08 January 2009

BUSTED!!!

For many years since all of the offspring left home there has been a major problem with the unsolved disappearance of licquorice allsorts and chocolates stored for future consumption.

Various theories have been tested and 'Whodunit Expertise' from friends, relatives and neighbours has been utilised to resolve the matter, generally assisted with considerable libations of 'Greystoned ' Gin.

Today the culprit has been found - BUSTED!!!

McTavish is a benign looking individual (see picture) - some would say a stuffed toy. By day he (definately not a she! - under kilt viewing has determined that) sits around looking, well, stuffed.





By night he climbs into the jars and scoffs the lot! Sadie the superannuitant housekeeper and full-time gardener (see picture) has been blamed until now. See for yourself and agree that the matter has been finally put to rest. Leg irons for McTavish the Scottish chocolate/licquorice allsorts midnight phantom muncher.

No comments to this blog entry will be taken as agreement with McTavish's guilt!


You can see that it is McTavish since Sadie couldn't get into that jar!

7 comments:

Kiwis in Huldenberg said...

We will have to reserve judgement until all the evidence can be viewed - such as said photos - if they exisit!

Greystone said...

Au contraire mes amis - proof positive has been added. All gifts of liquorice all sorts and chocolates (the ones with strong liqueurs in the centres) will be gratefully accepted and stored under strict security. Leg irons for McTavish are under construction! The other (many) stuffed toys around Greystone when questioned under strong light by a drip all said, "He did it, he did it!"

Harvey family said...

Leg irons - some form of pleasure toy?
Who was the "drip" questioning him under the strong light?
Me thinks Sadie/he protestith too much!
All evidence will need to be thoroughly checked and all photos scruntised - you can tell I've been watching too many CSI programmes.
Enjoy the liquorice and chocolates dad/McTavish!

Greystone said...

Mrs Marples (alias Mrs Jo) is on the trail! Not all clues picked up though Mrs Jo.

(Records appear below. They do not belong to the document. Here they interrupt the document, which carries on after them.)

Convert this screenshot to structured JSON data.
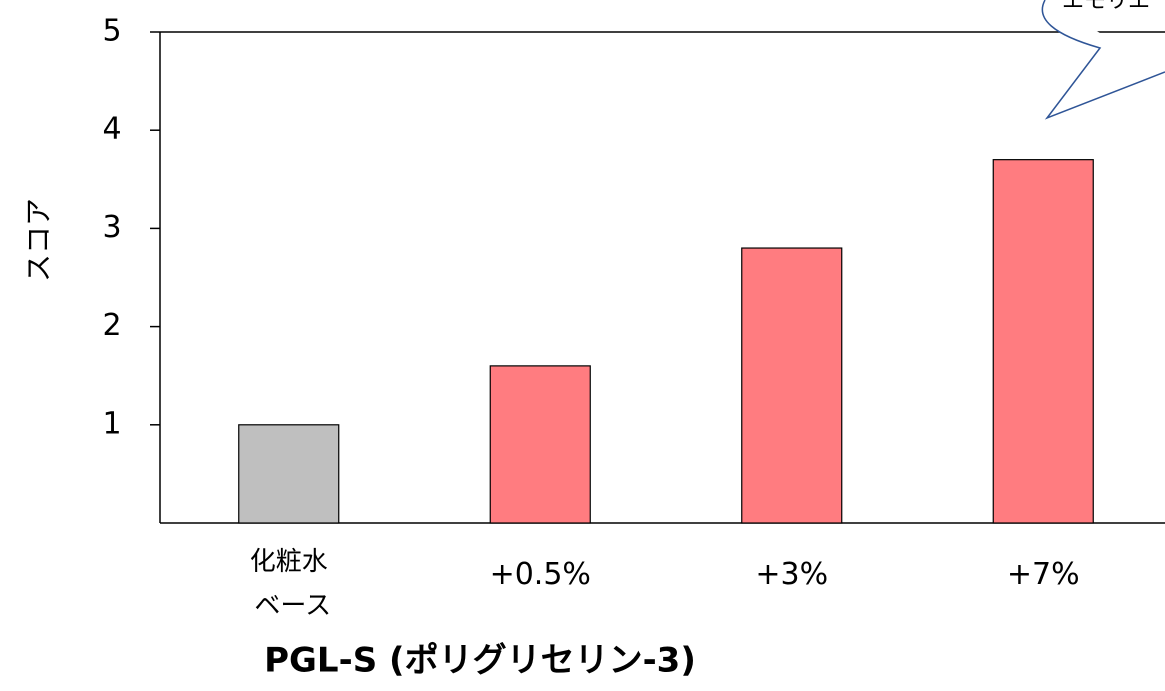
{
  "chart_data": {
    "type": "bar",
    "categories": [
      "化粧水\nベース",
      "+0.5%",
      "+3%",
      "+7%"
    ],
    "values": [
      1.0,
      1.6,
      2.8,
      3.7
    ],
    "colors": [
      "#bfbfbf",
      "#ff7c80",
      "#ff7c80",
      "#ff7c80"
    ],
    "ylim": [
      0,
      5
    ],
    "yticks": [
      1,
      2,
      3,
      4,
      5
    ],
    "y_label": "スコア",
    "x_label": "PGL-S (ポリグリセリン-3)",
    "annotation": "エモリエ"
  }
}
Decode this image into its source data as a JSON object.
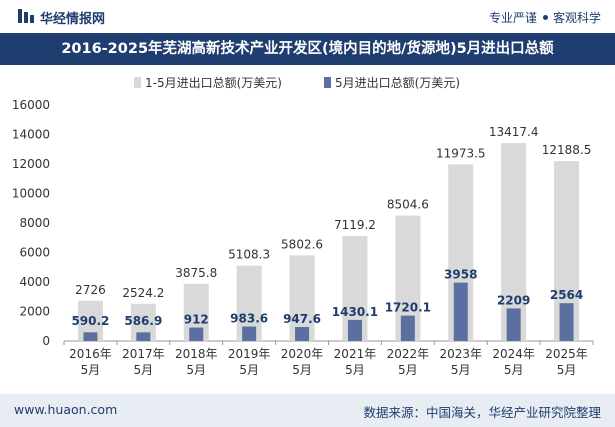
{
  "header": {
    "brand": "华经情报网",
    "slogan_left": "专业严谨",
    "slogan_right": "客观科学"
  },
  "title": "2016-2025年芜湖高新技术产业开发区(境内目的地/货源地)5月进出口总额",
  "footer": {
    "website": "www.huaon.com",
    "source": "数据来源：中国海关，华经产业研究院整理"
  },
  "colors": {
    "brand": "#1f3d6e",
    "series1": "#d9d9d9",
    "series2": "#5b6fa0"
  },
  "chart_data": {
    "type": "bar",
    "categories": [
      "2016年\n5月",
      "2017年\n5月",
      "2018年\n5月",
      "2019年\n5月",
      "2020年\n5月",
      "2021年\n5月",
      "2022年\n5月",
      "2023年\n5月",
      "2024年\n5月",
      "2025年\n5月"
    ],
    "series": [
      {
        "name": "1-5月进出口总额(万美元)",
        "values": [
          2726,
          2524.2,
          3875.8,
          5108.3,
          5802.6,
          7119.2,
          8504.6,
          11973.5,
          13417.4,
          12188.5
        ]
      },
      {
        "name": "5月进出口总额(万美元)",
        "values": [
          590.2,
          586.9,
          912,
          983.6,
          947.6,
          1430.1,
          1720.1,
          3958,
          2209,
          2564
        ]
      }
    ],
    "yticks": [
      "0",
      "2000",
      "4000",
      "6000",
      "8000",
      "10000",
      "12000",
      "14000",
      "16000"
    ],
    "ylim": [
      0,
      16000
    ],
    "legend_position": "top",
    "grid": false
  }
}
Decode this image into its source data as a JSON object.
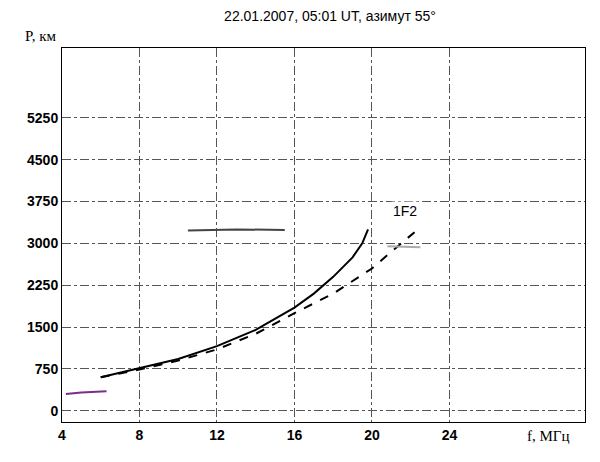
{
  "chart_data": {
    "type": "line",
    "title": "22.01.2007, 05:01 UT, азимут 55°",
    "x_label": "f, МГц",
    "y_label": "P, км",
    "xlim": [
      4,
      31
    ],
    "ylim": [
      -200,
      6500
    ],
    "xticks": [
      4,
      8,
      12,
      16,
      20,
      24
    ],
    "yticks": [
      0,
      750,
      1500,
      2250,
      3000,
      3750,
      4500,
      5250
    ],
    "grid": true,
    "series": [
      {
        "color": "#000000",
        "line_style": "solid",
        "x": [
          6,
          8,
          10,
          12,
          14,
          16,
          17,
          18,
          19,
          19.5,
          19.8
        ],
        "values": [
          600,
          760,
          930,
          1160,
          1450,
          1850,
          2100,
          2400,
          2750,
          3000,
          3250
        ]
      },
      {
        "color": "#000000",
        "line_style": "dashed",
        "x": [
          6,
          8,
          10,
          12,
          14,
          16,
          18,
          20,
          21,
          22.2
        ],
        "values": [
          600,
          740,
          900,
          1100,
          1380,
          1750,
          2100,
          2550,
          2850,
          3200
        ]
      },
      {
        "color": "#444444",
        "line_style": "solid",
        "x": [
          10.5,
          13,
          15.5
        ],
        "values": [
          3230,
          3250,
          3240
        ]
      },
      {
        "color": "#aaaaaa",
        "line_style": "solid",
        "x": [
          20.8,
          22.5
        ],
        "values": [
          2950,
          2930
        ]
      },
      {
        "color": "#7b2d8b",
        "line_style": "solid",
        "x": [
          4.2,
          5,
          6.3
        ],
        "values": [
          300,
          330,
          350
        ]
      }
    ],
    "annotations": [
      {
        "text": "1F2",
        "x": 21,
        "y": 3400
      }
    ]
  }
}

This is a classic Greystone "Whodunit.' 1st prize one free week at Greystone; 2nd prize? Two weeks? Judge's decision will be final and no correspodence will be entered into.

Note: Logic is the last resort of the depserate.

Harvey family said...

Is there are 3rd place prize?
Bye the way, how did Sadie of Greystone know that the missing, presumed consumed liquorice and chocolates were kept in a jar?
If McTavish could climb "into" the jar rather just reach in to grab some, wouldn't the hand of Sadie be the right size too?
Any fingerprints or evidence been sent to forensics?

Kristina Martin said...

I think all talk of McTavish and alleged theft and munching of treats are red herrings. I suggest there is another crime in our midst! Sadie alleges to be housekeeper and (full time) gardener. The evidence however is right in front of us. See Exhibit One - photo of Sadie hard at work on own blog post. :-)

Greystone said...

Kristina has seen through Part One of 'THE RUSE!' Yay! Busted!! The said treats however are still evaporating. The Port Campbell (PC) snake that went fishing up the Marlborough Sounds in January 1995 for the first time has a role in such evaporation. PC snake is currently at Greystone Gitmo undergoing R&R. Pictures to be added of snake and McTavish's other accomplices.

PC snake made his first appearance whilst Anna, Ray, Evan, Sally, Jim and Margaret (NSW teacher friends, of Anna and Ray) were quaffing G&T's in Port Ligar. Ray had snake attached to a hidden piece of nylon line and snake scuttled (nay slithered) across the deck frightening the quaffers.